Review: BACHELORETTE

By Mark Saldana

Rating: 3 (Out of 4 Stars)

I first saw the movie Bridesmaids at SXSW 2011 and liked it for the most part. What I didn’t like is that the film was marketed as a Hangover for women. That falsely advertises what Bridesmaids has to offer.  At the heart of it, Bridesmaids is a romantic comedy and not about a crazy bachelorette party gone awry.  The movie, Bachelorette, on the other hand, does tell the story about one wild night before a wedding where everything seems to go wrong, and with mostly funny results. 

Three friends from high school reunite to help another friend prepare for her wedding, including the infamous bachelorette party the night prior to the nuptials.  Regan (Kirsten Dunst), the tough talking de facto leader of the group has the responsibility of serving as Becky’s (Rebel Wilson) maid of honor.  Katie (Isla Fisher) and Gena (Lizzie Caplan), the other members of the group fly in to escape their troubles and issues and party hard.  Truthfully, all of these ladies feel jealously towards Becky, who, in high school, was the butt of everyone’s jokes, and is now the first of the clique to get married, and happily so.  With drugs and alcohol flowing, the ladies in their haze, threaten to ruin Becky’s wedding with a seriously bad mishap and must pull themselves together to correct the problem.

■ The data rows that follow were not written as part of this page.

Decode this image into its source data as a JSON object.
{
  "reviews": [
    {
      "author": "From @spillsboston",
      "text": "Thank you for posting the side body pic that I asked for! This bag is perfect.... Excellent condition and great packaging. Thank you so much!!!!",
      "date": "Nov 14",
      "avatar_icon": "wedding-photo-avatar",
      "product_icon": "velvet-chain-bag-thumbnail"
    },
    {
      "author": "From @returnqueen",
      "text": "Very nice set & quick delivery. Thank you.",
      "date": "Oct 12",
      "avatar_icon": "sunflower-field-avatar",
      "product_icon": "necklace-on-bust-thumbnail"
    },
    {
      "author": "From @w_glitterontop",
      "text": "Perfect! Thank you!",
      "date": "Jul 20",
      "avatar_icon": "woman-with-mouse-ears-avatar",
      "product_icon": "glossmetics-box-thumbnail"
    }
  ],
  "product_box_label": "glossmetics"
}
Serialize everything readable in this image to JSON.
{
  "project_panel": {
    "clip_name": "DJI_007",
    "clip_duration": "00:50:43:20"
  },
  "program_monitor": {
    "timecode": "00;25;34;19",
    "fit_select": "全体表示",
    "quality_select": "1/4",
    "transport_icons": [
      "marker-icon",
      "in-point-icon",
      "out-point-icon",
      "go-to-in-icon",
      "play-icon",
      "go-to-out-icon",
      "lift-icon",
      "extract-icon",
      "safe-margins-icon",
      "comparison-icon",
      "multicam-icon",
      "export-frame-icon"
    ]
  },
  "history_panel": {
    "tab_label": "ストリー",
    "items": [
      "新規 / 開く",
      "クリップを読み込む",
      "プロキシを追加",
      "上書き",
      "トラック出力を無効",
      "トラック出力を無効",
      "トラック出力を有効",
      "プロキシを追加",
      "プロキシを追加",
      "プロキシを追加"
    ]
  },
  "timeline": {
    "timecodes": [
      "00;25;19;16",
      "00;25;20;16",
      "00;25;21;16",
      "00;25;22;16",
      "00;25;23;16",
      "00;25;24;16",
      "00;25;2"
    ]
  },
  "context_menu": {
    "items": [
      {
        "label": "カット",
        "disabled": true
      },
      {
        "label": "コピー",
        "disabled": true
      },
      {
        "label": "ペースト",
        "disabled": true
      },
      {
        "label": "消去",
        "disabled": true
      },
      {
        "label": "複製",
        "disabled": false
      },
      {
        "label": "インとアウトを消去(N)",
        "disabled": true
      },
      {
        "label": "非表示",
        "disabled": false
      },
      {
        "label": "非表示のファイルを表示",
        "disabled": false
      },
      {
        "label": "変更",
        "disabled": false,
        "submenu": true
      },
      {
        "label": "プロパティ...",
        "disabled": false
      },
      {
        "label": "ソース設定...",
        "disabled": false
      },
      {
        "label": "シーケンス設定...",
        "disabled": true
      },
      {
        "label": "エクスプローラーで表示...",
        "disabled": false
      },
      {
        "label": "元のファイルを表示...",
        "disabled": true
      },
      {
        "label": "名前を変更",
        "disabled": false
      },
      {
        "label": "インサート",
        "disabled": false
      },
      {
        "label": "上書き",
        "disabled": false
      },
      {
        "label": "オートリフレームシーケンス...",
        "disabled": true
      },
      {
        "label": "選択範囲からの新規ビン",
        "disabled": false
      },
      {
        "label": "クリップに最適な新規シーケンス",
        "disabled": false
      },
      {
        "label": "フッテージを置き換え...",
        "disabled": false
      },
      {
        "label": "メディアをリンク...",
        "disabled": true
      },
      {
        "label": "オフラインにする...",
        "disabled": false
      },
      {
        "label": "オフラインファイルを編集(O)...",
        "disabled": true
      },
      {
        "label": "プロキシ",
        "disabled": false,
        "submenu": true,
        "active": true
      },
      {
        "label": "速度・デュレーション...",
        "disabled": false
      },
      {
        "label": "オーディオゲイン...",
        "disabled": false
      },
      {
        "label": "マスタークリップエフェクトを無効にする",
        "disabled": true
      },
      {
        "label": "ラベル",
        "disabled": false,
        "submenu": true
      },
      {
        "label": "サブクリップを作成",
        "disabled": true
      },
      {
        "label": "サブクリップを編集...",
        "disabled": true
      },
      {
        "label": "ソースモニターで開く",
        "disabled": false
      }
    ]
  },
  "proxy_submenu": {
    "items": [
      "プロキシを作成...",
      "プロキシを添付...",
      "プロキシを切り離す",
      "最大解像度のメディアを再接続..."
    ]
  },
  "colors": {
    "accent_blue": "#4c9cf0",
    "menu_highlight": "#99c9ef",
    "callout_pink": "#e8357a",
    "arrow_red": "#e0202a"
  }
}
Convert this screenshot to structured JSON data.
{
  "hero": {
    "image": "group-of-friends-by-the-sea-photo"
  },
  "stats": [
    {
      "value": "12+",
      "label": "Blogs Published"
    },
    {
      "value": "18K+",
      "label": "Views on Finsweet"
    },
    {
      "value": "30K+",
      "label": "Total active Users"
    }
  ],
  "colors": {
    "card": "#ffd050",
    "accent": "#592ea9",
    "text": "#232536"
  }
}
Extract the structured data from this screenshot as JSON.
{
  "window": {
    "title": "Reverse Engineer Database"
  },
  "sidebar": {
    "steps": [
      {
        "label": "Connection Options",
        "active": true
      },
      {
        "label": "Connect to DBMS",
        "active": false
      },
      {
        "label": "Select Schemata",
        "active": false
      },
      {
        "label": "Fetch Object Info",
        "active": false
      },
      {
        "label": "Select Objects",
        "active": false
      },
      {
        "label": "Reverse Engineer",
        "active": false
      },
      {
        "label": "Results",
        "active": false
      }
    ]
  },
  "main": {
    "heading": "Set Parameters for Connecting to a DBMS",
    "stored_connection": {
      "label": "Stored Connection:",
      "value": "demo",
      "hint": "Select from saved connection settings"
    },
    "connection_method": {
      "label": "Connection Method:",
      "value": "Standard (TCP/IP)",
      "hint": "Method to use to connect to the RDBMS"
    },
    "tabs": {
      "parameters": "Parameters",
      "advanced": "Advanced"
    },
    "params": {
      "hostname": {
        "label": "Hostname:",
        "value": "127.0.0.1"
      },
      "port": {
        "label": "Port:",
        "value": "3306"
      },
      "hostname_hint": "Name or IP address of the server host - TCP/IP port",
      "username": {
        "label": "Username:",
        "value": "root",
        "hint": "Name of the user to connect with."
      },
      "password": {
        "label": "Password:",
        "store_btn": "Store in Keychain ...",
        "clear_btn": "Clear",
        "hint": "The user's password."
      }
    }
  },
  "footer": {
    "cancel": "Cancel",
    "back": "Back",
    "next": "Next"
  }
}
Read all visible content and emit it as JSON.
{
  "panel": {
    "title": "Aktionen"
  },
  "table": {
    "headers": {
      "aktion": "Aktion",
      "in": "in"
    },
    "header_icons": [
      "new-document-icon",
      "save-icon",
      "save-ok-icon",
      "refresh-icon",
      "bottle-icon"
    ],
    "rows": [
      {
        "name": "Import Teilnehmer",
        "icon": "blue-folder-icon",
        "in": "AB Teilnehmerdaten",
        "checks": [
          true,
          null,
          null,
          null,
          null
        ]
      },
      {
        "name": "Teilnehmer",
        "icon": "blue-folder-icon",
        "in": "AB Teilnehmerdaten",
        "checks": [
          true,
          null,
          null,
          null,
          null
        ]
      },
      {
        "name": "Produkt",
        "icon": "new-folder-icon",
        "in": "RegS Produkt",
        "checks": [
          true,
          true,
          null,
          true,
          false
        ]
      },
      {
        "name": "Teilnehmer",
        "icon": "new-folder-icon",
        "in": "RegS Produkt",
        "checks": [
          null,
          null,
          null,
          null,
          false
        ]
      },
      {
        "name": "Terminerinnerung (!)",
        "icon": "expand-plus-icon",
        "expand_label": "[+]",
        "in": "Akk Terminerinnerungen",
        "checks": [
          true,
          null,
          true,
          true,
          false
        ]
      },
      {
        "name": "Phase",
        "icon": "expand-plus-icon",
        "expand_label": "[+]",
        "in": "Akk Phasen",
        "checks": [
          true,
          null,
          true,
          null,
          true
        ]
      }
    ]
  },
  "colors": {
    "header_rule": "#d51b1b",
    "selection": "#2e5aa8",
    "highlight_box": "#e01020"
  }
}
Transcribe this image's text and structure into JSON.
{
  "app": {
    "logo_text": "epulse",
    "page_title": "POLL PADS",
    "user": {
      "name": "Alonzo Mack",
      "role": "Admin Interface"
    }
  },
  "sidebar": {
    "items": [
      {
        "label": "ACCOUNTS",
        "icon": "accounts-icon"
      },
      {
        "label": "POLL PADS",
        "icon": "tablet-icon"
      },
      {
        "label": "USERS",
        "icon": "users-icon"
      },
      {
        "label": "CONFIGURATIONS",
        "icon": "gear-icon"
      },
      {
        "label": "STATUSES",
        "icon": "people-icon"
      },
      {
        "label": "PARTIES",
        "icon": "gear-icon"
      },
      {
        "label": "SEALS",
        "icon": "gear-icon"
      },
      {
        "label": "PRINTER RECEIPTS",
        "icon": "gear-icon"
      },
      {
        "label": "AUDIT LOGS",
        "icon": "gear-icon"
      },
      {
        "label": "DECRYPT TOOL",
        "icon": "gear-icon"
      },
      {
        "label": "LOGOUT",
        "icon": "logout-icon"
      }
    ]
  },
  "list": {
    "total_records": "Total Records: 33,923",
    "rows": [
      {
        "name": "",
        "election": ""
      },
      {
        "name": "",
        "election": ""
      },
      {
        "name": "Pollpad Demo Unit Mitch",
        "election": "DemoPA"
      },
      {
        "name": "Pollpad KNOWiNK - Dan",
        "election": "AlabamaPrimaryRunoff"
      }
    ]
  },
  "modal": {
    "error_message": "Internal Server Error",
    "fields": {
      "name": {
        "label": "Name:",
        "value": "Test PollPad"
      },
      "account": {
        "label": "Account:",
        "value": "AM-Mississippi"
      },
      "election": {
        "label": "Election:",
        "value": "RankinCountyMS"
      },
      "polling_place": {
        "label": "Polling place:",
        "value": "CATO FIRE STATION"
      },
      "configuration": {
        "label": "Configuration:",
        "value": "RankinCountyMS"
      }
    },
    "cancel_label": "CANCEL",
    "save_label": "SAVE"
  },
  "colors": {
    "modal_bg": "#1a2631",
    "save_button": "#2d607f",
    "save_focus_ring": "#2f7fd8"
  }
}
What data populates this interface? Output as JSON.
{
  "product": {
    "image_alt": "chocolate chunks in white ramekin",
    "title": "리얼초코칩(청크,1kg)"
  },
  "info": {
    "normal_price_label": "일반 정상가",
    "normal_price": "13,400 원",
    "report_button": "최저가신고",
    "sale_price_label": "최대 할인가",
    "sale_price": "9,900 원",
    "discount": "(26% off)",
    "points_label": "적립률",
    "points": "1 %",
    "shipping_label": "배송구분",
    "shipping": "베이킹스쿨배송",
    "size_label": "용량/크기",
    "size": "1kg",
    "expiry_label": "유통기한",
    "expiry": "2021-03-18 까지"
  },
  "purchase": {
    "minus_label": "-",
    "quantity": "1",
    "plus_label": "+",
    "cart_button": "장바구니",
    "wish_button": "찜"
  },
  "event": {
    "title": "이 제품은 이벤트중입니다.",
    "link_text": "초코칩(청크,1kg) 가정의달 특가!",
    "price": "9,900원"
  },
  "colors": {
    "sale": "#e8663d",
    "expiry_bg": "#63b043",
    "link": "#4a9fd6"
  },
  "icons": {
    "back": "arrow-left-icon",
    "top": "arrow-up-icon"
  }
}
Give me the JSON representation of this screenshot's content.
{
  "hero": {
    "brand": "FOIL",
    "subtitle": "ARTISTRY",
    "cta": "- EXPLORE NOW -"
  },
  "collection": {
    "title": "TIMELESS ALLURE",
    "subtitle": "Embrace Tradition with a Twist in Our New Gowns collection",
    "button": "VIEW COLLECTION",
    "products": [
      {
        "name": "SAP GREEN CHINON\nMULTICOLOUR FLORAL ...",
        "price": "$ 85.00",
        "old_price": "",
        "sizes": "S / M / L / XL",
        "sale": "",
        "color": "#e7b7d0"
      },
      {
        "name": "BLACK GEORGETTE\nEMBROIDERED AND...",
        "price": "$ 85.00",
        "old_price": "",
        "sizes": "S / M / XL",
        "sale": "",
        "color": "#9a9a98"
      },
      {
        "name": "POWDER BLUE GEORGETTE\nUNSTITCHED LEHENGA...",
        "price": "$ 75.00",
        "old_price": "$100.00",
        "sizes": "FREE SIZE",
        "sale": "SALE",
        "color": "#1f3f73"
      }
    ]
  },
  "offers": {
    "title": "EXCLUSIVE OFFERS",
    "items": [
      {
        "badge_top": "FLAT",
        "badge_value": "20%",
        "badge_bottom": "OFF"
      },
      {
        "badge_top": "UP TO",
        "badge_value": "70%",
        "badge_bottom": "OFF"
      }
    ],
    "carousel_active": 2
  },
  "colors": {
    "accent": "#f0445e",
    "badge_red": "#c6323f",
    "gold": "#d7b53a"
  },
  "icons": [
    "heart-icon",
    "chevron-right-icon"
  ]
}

Occasionally, I found the movie and characters a bit dark and perhaps too realistic for comedy.  Still, I found enjoyment in most of the humor, and appreciated some of the realism of the story.  The main characters feel like real, flesh and blood people with serious problems and issues.  They are not always likable, but do have their charms.  Written and directed by Leslye Headland, Bachelorette seems to have trouble balancing the dark and real with the comedy.  I feel that there were a few too many awkward and unsettling moments that left me a bit baffled at times.  When the humor does work, though, it works tremendously well and had me laughing heartily.

I really enjoyed the performances by Dunst, Fisher, Caplan as well as supporting cast members including James Marsden and Adam Scott; however, after enjoy Rebel Wilson’s performances in Bridesmaids and more recently, Pitch Perfect, I felt cheated with her small part in this movie.  This comedic talent barely appears in the film.  I feel it was such a waste of her abilities.  Honestly, anyone could have played her character, considering how little material she’s given.

Now, I must warn that the humor can get really raunchy at times.  It certainly will not appeal to all audiences, particularly more conservative ones.  For those who can handle it, I recommend this movie as a solid matinee movie or a fun rental when hanging out at home with friends.  Though awkward and a little too real at times, the humor does deliver the crazy, raunchy and bawdy entertainment promised by Bridesmaids.